Come Fare il Sapone Senza Soda Caustica

Molti apprezzano l’arte della saponificazione, alcuni, però, storcono il naso quando si parla di soda caustica. Anche se va detto che la maggior parte di questo componente scompare in seguito a una lunga stagionatura del sapone, è bene dire che esistono soluzioni alternative.
Il risultato non è perfettamente identico, ma vale la pena di provare.

Un sapone naturale al 100% esiste? Certo! E la base prevede solo tre ingredienti: la liscivia, l’amido di riso e l’olio extravergine di oliva. Ovviamente, il tutto, nelle giuste proporzioni:
750 ml di liscivia
15 g di amido di riso
370 ml di olio extravergine di oliva.

TUTTO DENTO AL CALDERONE
La prima cosa da fare è quella di versare 250 ml di lisciva con i 15 grammi di amido. Devi girare molto bene con un cucchiaio di legno per far sciogliere il tutto. A parte, scalda l’olio extravergine di oliva a bassa temperatura: non deve superare i 35 gradi. Quando sarà arrivata a tale temperatura unisci il restante mezzo litro di liscivia che ancora non contiene amido. Una volta miscelato bene il tutto, aggiungi anche quella con l’amido. Ora accendi il fuoco e comincia a far cuocere lentamente il composto. Mescola con un cucchiaio in legno fino a che non lasci il classico “nastro”. Se non si forma, è possibile che sia necessario aggiungere un po’ di liscivia.

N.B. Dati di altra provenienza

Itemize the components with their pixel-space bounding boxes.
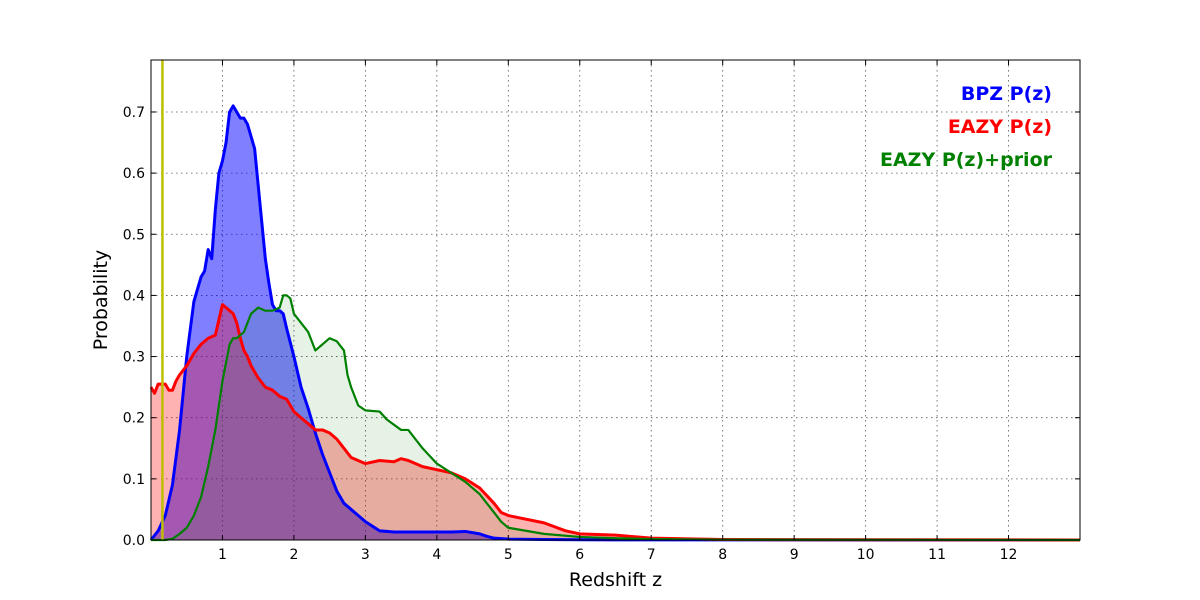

COME SI FA A CAPIRE QUANDO È PRONTO
Il sapone è pronto quando sarà di consistenza densa e non più cremosa. In questa fase è possibile aggiungere profumazioni naturali e decorazioni al nostro sapone. È consigliabile aggiungere aromi “legnosi” come il sandalo che fissa il profumo degli oli più “volatili” come quelli floreali. Con questa quantità sono necessarie circa 35-40 gocce di olio essenziale naturale. Per quanto riguarda le decorazioni, puoi aggiungere alcuni petali abbinati all’essenza prescelta. Per esempio se hai aggiunto olio essenziale di rosa, puoi aggiungere alcuni petali spezzati dello stesso fiore.

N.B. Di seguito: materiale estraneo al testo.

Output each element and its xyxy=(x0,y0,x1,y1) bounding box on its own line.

SPRIGIONA LA TUA FANTASIA CON LE FORME
A questo punto puoi versare il tuo sapone naturale in tutte le formine che hai a disposizione. Vanno benissimo quelle dei biscotti, tortine e dolcetti. Ma anche quelle della spiaggia dei tuoi figli o qualsiasi altra cosa possa suggerire la tua fantasia.

NON DIMENTICARE LA STAGIONATURA
Una volta pronto il sapone deve essere fatto stagionare almeno due mesi. Ma, come un buon formaggio, più è stagionato, migliore è il risultato.

NON HAI LA LISCIVIA? PROVA CON IL BICARBONATO DI SODIO
Il sapone con il bicarbonato di sodio è uno dei più discussi, ma non è assolutamente impossibile da realizzare come molti sostengono. Per farlo devi preparare una soluzione 1:5 con bicarbonato e acqua. Tale liquido va fatto cuocere per circa due ore ad almeno 80 gradi. Al termine, si filtra il tutto e si prepara il sapone come nel caso della liscivia. Unico neo: i tempi di stagionatura potrebbero essere molto più lunghi, specie se si sceglie di non aggiungere amido.